Uitdagingen voor de energietransitie en sectorale flexibiliteit

Volgens Tom Howes van de Europese Commissie wordt slechts ongeveer een derde van het energieverbruik door de industrie geleverd, waarbij vooral warmtevoorziening op lage en middellaagtemperatuur makkelijk te elektrificeren is met de huidige technologie. Beleidsmaatregelen zoals het betaalbaar energie-actieplan en het herzien van tarieven en marktregels moeten de vraag en de flexibiliteit verder stimuleren.
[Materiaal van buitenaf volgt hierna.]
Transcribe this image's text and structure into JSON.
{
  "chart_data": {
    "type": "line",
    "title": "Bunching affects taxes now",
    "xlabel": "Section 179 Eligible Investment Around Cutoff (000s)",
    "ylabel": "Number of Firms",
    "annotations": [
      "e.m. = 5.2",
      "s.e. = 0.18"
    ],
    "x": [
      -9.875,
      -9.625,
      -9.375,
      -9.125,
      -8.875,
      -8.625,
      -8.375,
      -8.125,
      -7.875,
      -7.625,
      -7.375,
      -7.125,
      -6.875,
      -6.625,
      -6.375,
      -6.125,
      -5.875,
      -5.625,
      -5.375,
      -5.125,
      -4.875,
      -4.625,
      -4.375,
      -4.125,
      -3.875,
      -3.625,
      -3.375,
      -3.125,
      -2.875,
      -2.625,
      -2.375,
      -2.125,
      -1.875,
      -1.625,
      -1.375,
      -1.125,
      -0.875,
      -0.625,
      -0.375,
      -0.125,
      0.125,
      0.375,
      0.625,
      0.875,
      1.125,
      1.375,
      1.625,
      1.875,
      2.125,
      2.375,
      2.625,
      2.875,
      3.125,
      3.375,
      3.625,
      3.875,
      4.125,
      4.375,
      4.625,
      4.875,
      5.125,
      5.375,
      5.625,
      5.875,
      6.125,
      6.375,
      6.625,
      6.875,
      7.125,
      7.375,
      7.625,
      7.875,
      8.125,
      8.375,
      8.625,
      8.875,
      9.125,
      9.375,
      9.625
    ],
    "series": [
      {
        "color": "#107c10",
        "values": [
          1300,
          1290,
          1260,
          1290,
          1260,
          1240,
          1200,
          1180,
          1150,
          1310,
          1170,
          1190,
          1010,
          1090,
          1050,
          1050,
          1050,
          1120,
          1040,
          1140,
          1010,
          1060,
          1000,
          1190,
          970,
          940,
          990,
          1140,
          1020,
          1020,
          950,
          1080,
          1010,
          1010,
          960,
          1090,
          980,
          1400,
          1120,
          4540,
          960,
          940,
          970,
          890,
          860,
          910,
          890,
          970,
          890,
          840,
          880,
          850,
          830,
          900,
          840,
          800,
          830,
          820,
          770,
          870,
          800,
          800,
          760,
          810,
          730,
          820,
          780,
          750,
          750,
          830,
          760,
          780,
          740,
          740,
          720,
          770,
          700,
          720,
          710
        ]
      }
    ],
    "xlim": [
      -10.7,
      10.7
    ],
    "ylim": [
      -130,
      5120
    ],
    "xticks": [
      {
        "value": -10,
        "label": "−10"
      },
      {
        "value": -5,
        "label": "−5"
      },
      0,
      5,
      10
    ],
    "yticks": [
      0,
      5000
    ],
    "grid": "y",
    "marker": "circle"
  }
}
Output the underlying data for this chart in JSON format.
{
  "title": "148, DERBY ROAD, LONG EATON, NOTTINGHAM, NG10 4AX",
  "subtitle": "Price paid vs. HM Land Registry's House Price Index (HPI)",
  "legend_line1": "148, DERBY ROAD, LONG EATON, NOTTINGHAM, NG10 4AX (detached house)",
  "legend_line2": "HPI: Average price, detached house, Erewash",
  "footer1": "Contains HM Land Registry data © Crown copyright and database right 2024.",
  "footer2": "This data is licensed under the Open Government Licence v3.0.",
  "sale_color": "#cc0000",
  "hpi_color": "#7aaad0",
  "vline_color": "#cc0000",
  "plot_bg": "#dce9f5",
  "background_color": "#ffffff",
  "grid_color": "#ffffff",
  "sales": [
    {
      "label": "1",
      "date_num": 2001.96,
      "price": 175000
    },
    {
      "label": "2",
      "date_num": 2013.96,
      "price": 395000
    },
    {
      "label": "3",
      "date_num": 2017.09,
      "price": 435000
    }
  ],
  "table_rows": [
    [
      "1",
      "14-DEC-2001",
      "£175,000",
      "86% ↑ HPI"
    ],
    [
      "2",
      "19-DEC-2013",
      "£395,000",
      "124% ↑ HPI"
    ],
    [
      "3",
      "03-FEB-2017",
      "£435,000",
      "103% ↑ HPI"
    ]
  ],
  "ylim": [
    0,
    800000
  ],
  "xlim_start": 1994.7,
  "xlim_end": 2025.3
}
De mate van flexibiliteit verschilt echter sterk per sector. Aluminiumsmelters kunnen hun belasting reguleren, terwijl de cementindustrie minder ruimte heeft voor operationele aanpassingen. Het behouden van technische en economische haalbaarheid van dergelijke flexibiliteit is daarom een terugkerend aandachtspunt.

De transformatie van netwerken door technologische verandering

Nick Keramidas, algemeen directeur voor EU-zaken bij Metlen, benadrukte dat de netwerken zich snel aanpassen op het gebied van hernieuwbare energie en vraagflexibiliteit. Hij wijst op het toenemende probleem van het afbouwen van hernieuwbare PPA’s en stijgende nul- en negatieve prijzen op de markt, wat de stabiliteit van het energiesysteem onder druk zet.

Daarnaast constateert hij dat Europa meer beleid en regulering nodig heeft om de industrie te laten profiteren van vraagflexibiliteit, zonder daarbij de concurrentiekracht te ondermijnen. Aandacht hiervoor is noodzakelijk, omdat investeringen in elektrificatie vooral kapitaalintensief zijn en afhankelijk van prikkels en langetermijnzekerheid. Zonder duidelijke stimulansen zullen veel bedrijven investeringen uitstellen of naar andere regio’s uitwijken.

De energietransitie in Europa vereist volgens kenners een coherente vraagzijde strategie—iets dat momenteel nog ontbreekt. Terwijl het Schone Industrieakkoord vordert, dringen stakeholders er op aan dat de industriële vraag als een strategisch onderdeel naast hernieuwbare energie, netwerken en opslag wordt beschouwd, los van andere energiebronnen en beleidsinitiatieven.